Because CareDx, Inc. (NASDAQ:CDNA) has experienced falling interest from hedge fund managers, it’s easy to see that there is a sect of hedgies that elected to cut their entire stakes by the end of the first quarter. Interestingly, Peter S. Park’s Park West Asset Management sold off the largest position of the “upper crust” of funds followed by Insider Monkey, worth close to $2.1 million in stock, and Noam Gottesman’s GLG Partners was right behind this move, as the fund dumped about $2.1 million worth. These moves are intriguing to say the least, as aggregate hedge fund interest dropped by 8 funds by the end of the first quarter.
Let’s check out hedge fund activity in other stocks similar to CareDx, Inc. (NASDAQ:CDNA). These stocks are Cardlytics, Inc. (NASDAQ:CDLX), Standard Motor Products, Inc. (NYSE:SMP), First Busey Corporation (NASDAQ:BUSE), and Sonos, Inc. (NASDAQ:SONO). This group of stocks’ market values resemble CDNA’s market value.

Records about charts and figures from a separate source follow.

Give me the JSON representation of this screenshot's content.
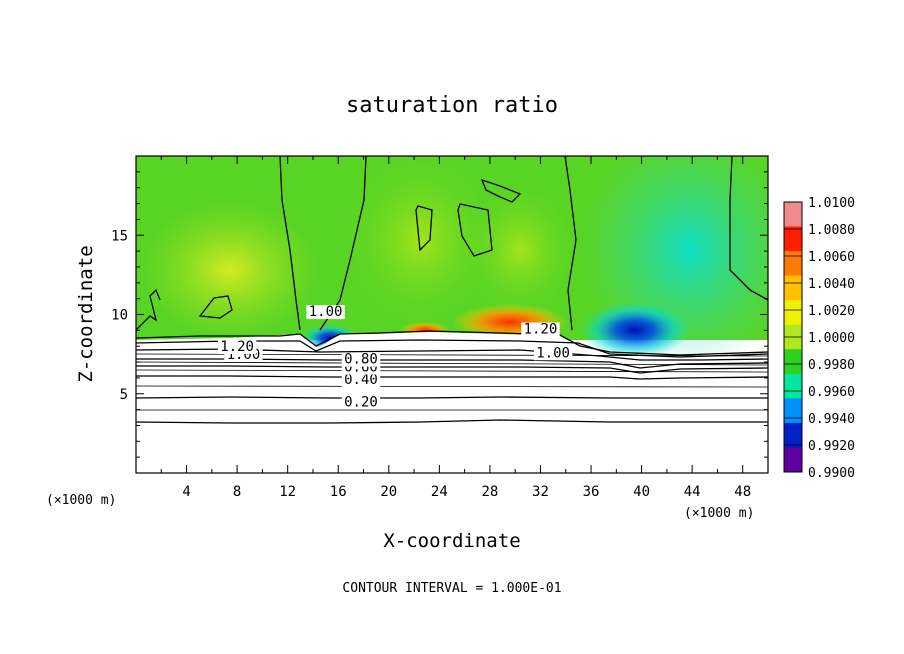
{
  "chart_data": {
    "type": "heatmap",
    "title": "saturation ratio",
    "xlabel": "X-coordinate",
    "ylabel": "Z-coordinate",
    "x_unit": "(×1000 m)",
    "x_unit_right": "(×1000 m)",
    "xlim": [
      0,
      50
    ],
    "ylim": [
      0,
      20
    ],
    "x_ticks": [
      4,
      8,
      12,
      16,
      20,
      24,
      28,
      32,
      36,
      40,
      44,
      48
    ],
    "y_ticks": [
      5,
      10,
      15
    ],
    "colorbar": {
      "min": 0.99,
      "max": 1.01,
      "levels": [
        "1.0100",
        "1.0080",
        "1.0060",
        "1.0040",
        "1.0020",
        "1.0000",
        "0.9980",
        "0.9960",
        "0.9940",
        "0.9920",
        "0.9900"
      ],
      "colors": [
        "#f08a8a",
        "#ff2000",
        "#ff7a00",
        "#ffc000",
        "#f0f000",
        "#b0e820",
        "#30d020",
        "#00e8a0",
        "#0090ff",
        "#0020c8",
        "#6000a0"
      ]
    },
    "contour_lines": [
      {
        "label": "0.20",
        "z": 4.7
      },
      {
        "label": "0.40",
        "z": 5.9
      },
      {
        "label": "0.60",
        "z": 6.5
      },
      {
        "label": "0.80",
        "z": 6.9
      },
      {
        "label": "1.00",
        "z": 7.6
      },
      {
        "label": "1.20",
        "z": 7.9
      }
    ],
    "contour_labels": [
      {
        "text": "0.20",
        "x": 17.8,
        "z": 4.2
      },
      {
        "text": "0.40",
        "x": 17.8,
        "z": 5.6
      },
      {
        "text": "0.60",
        "x": 17.8,
        "z": 6.4
      },
      {
        "text": "0.80",
        "x": 17.8,
        "z": 6.9
      },
      {
        "text": "1.00",
        "x": 8.5,
        "z": 7.2
      },
      {
        "text": "1.20",
        "x": 8.0,
        "z": 7.7
      },
      {
        "text": "1.00",
        "x": 15.0,
        "z": 9.9
      },
      {
        "text": "1.20",
        "x": 32.0,
        "z": 8.8
      },
      {
        "text": "1.00",
        "x": 33.0,
        "z": 7.3
      }
    ],
    "contour_interval_label": "CONTOUR INTERVAL = 1.000E-01"
  }
}
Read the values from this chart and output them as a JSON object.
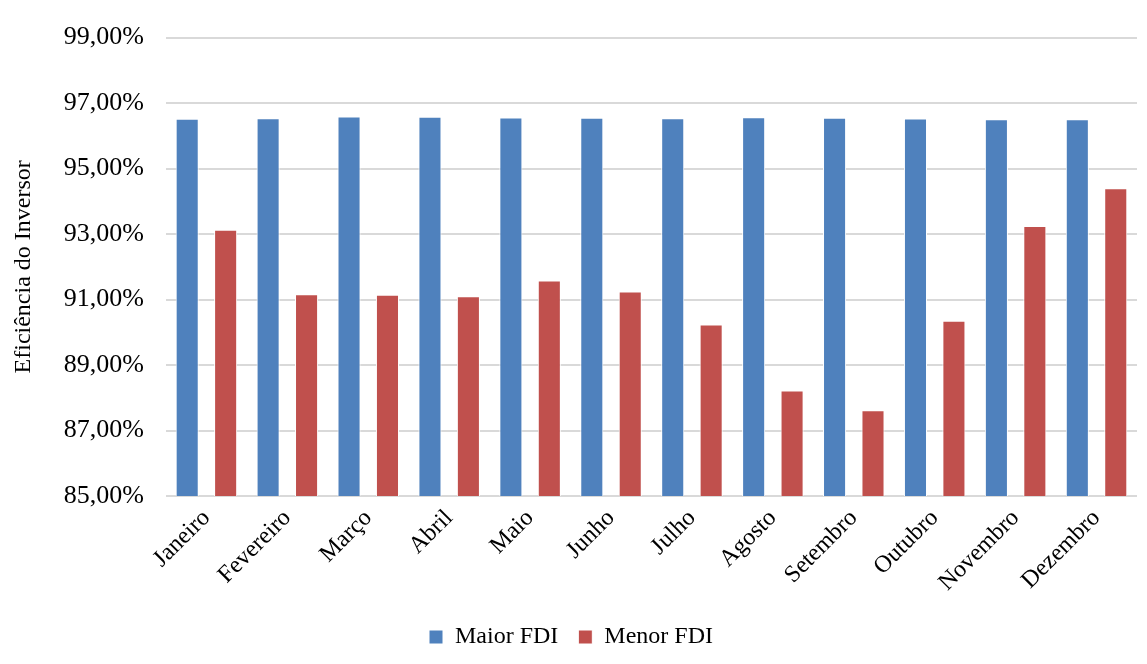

|Ticker||No of HFs with positions||Total Value of HF Positions (x1000)||Change in HF Position|
View table here if you experience formatting issues.
As you can see these stocks had an average of 19.75 hedge funds with bullish positions and the average amount invested in these stocks was $132 million. That figure was $145 million in CDNA’s case. Sonos, Inc. (NASDAQ:SONO) is the most popular stock in this table. On the other hand Standard Motor Products, Inc. (NYSE:SMP) is the least popular one with only 9 bullish hedge fund positions. CareDx, Inc. (NASDAQ:CDNA) is not the least popular stock in this group but hedge fund interest is still below average. Our calculations showed that top 10 most popular stocks among hedge funds returned 41.4% in 2019 and outperformed the S&P 500 ETF (SPY) by 10.1 percentage points. These stocks gained 13.4% in 2020 through June 22nd and still beat the market by 15.9 percentage points. A small number of hedge funds were also right about betting on CDNA as the stock returned 54.6% during the second quarter and outperformed the market by an even larger margin.